Charles Hogg: A arte de cuidar do coração
Em minha primeira visita a Calcutá, eu era abordado todos os dias por duas meninas mendigas que cantavam repetidamente o mantra: “Uma rúpia, uma rúpia”, com um sorriso radiante, acompanhado de um rápido piscar dos olhos. Elas sempre venciam e eu lhes dava uma ou duas rúpias. Havia me tornado uma fonte bem estável de rendimento e assim a cada dia, podia vê-las esperando por mim com o mantra mudado para “Duas rúpias, duas rúpias”.
No final da semana, encontrei uma senhora idosa acompanhando as meninas. Em um inglês mal falado ela me convidou para visitar sua casa. Caminhamos até um edifício quase todo coberto de lixo. Os pais, avós, tios, tias, irmãos, irmãs, primos e mais outros se reuniram para me cumprimentar e me oferecer generosamente comida e bebida. Nesse cenário desesperador da mais profunda miséria, não havia nada… Nada, a não ser amor, e aquele amor era tão rico que parecia ser tudo o que era necessário.

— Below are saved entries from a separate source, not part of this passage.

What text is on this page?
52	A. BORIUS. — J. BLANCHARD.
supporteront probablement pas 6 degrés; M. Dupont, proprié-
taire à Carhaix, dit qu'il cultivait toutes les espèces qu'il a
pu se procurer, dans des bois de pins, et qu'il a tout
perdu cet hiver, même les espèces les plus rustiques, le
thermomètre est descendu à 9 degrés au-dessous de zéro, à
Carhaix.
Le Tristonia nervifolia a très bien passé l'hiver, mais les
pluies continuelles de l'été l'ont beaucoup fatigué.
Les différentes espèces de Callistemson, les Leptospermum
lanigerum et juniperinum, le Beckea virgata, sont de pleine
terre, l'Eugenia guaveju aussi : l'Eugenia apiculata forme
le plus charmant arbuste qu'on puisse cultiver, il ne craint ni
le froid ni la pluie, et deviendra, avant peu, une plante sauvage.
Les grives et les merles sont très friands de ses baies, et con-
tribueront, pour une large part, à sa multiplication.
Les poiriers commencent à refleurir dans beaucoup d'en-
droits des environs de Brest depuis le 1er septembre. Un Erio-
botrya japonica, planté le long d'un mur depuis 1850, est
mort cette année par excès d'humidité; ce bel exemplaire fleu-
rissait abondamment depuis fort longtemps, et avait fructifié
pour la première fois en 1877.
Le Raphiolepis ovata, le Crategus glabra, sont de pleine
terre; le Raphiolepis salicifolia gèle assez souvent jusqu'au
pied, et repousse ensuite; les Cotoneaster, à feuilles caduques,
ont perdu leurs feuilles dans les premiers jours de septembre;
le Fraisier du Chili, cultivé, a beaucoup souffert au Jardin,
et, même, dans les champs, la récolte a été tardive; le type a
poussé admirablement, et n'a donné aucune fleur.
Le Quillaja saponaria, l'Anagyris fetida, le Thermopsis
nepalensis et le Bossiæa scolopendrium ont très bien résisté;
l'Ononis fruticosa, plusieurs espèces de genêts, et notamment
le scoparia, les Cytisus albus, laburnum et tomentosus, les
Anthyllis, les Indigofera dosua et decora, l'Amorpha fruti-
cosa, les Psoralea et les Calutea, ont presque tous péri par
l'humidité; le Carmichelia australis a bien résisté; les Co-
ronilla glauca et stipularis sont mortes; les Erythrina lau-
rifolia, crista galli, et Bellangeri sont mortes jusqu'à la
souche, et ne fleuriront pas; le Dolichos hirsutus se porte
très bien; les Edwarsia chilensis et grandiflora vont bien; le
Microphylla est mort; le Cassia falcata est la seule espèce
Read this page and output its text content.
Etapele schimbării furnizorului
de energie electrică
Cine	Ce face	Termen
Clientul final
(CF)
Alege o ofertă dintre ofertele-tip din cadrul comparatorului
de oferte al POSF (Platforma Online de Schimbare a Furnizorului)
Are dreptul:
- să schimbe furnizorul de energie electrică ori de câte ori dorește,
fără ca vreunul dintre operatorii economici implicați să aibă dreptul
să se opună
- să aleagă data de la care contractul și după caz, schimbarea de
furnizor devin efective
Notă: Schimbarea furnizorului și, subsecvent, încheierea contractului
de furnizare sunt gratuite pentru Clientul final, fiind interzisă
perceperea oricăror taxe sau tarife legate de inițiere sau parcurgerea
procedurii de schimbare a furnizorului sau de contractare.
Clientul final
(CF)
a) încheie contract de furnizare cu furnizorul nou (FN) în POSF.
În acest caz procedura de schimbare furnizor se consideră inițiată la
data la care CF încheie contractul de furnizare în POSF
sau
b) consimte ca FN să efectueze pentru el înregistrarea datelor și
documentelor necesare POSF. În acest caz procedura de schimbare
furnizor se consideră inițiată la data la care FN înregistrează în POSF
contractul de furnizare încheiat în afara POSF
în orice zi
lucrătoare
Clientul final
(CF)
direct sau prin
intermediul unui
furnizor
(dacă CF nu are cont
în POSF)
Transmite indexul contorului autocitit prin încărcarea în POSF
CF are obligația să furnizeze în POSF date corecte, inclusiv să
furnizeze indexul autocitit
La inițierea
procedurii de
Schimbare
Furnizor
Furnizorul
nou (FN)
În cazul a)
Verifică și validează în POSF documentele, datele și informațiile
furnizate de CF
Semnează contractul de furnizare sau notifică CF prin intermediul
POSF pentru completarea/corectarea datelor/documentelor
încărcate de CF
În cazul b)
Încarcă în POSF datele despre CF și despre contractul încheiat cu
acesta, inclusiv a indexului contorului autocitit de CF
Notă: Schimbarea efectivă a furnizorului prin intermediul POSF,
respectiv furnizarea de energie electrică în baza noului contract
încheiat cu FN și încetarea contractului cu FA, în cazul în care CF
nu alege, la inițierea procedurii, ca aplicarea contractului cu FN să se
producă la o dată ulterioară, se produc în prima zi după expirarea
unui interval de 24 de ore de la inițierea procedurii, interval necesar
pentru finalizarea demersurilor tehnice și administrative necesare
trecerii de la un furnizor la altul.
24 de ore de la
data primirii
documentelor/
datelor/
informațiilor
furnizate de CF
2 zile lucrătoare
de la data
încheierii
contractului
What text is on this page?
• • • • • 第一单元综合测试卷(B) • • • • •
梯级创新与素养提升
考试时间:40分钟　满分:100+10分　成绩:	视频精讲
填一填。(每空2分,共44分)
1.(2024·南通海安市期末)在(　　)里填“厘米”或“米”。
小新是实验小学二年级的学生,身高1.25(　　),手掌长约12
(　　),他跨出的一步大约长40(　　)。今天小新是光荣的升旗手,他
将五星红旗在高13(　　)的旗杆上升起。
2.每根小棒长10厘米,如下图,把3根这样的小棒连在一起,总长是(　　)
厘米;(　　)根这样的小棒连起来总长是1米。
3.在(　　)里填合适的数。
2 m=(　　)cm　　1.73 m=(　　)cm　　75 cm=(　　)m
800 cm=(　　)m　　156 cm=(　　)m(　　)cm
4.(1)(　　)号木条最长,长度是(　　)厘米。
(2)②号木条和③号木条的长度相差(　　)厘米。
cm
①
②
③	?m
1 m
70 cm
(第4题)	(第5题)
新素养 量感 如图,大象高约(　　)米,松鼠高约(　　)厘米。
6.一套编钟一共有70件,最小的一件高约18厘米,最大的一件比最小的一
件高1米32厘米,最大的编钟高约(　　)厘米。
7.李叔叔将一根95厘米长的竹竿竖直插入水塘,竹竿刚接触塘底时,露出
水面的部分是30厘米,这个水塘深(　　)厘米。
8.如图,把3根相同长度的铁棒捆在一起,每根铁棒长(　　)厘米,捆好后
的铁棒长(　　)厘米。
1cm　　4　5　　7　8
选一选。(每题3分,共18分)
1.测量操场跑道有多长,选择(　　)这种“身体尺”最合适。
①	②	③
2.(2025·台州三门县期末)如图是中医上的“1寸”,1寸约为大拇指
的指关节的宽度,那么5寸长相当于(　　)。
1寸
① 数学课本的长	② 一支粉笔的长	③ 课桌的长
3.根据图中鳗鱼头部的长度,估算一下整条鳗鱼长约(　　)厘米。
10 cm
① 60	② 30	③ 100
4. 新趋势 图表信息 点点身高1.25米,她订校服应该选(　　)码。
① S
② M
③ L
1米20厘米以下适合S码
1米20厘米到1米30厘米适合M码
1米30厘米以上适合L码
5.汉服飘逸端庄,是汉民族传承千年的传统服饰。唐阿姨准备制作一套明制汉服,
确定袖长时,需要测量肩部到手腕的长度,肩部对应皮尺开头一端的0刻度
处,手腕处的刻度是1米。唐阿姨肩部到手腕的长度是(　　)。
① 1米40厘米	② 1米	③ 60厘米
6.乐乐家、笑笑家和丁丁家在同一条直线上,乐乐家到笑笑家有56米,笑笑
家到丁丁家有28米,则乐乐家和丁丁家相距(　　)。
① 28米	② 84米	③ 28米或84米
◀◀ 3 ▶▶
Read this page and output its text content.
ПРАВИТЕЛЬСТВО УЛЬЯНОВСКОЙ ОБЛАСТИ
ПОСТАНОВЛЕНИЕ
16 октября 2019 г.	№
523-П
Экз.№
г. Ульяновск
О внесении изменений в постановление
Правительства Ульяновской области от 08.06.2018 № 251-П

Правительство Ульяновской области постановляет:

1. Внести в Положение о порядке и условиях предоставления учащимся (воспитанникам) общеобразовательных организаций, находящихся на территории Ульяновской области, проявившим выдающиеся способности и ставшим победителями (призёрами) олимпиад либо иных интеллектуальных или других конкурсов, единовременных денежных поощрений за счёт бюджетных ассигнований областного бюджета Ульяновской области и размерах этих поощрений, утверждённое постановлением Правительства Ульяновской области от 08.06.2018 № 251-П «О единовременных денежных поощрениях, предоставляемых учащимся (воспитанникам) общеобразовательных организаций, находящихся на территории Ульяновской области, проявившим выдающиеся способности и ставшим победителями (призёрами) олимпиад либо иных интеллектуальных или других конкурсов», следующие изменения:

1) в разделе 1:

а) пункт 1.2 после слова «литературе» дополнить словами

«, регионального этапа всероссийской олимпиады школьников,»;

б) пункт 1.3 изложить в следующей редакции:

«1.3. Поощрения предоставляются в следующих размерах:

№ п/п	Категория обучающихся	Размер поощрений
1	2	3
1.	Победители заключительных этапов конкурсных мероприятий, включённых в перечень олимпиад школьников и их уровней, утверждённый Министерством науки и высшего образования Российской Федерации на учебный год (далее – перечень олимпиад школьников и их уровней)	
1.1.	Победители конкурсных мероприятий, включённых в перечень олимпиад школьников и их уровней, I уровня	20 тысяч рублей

Essas duas meninas, de fato, eram afortunadas. Percebi que as circunstâncias não importavam. Quando o coração é mantido, a vida pode ser boa. No entanto, se o coração está vazio, quebrado ou fechado, nada parece satisfazer. Para compensar um coração vazio, desejamos riqueza, poder ou qualquer outra coisa para preenchê-lo.
Há poucos momentos na vida em que os sentimentos do verdadeiro amor emergem.
Um amigo estava no metrô em Toronto, em pleno inverno, na hora do “rush” e todos estavam tristes, isolados e desconectados uns dos outros, petrificados no frio e silêncio. Uma jovem entrou com um recém-nascido nos braços. A inocência e vulnerabilidade do bebê tocaram a todos. Um novo sentimento preencheu o trem. Todas as faces começaram a brilhar com sorrisos cordiais. Aquilo que é autêntico e puro atrai o amor. O bebê não tinha máscaras, barreiras nem fachadas. Sendo ele mesmo, sua inocência fez
Certa vez, um amigo me disse: “Se lhe fosse dito que você teria apenas alguns meses de vida, em que isso o mudaria?” Gostaria de resolver os remorsos, dizer aos outros o quanto eu os aprecio e o quanto eles significam para mim. Gostaria de abandonar todas as tensões triviais e focalizar o que realmente é importante. Comecei a pensar… Não é assim que eu já deveria estar vivendo?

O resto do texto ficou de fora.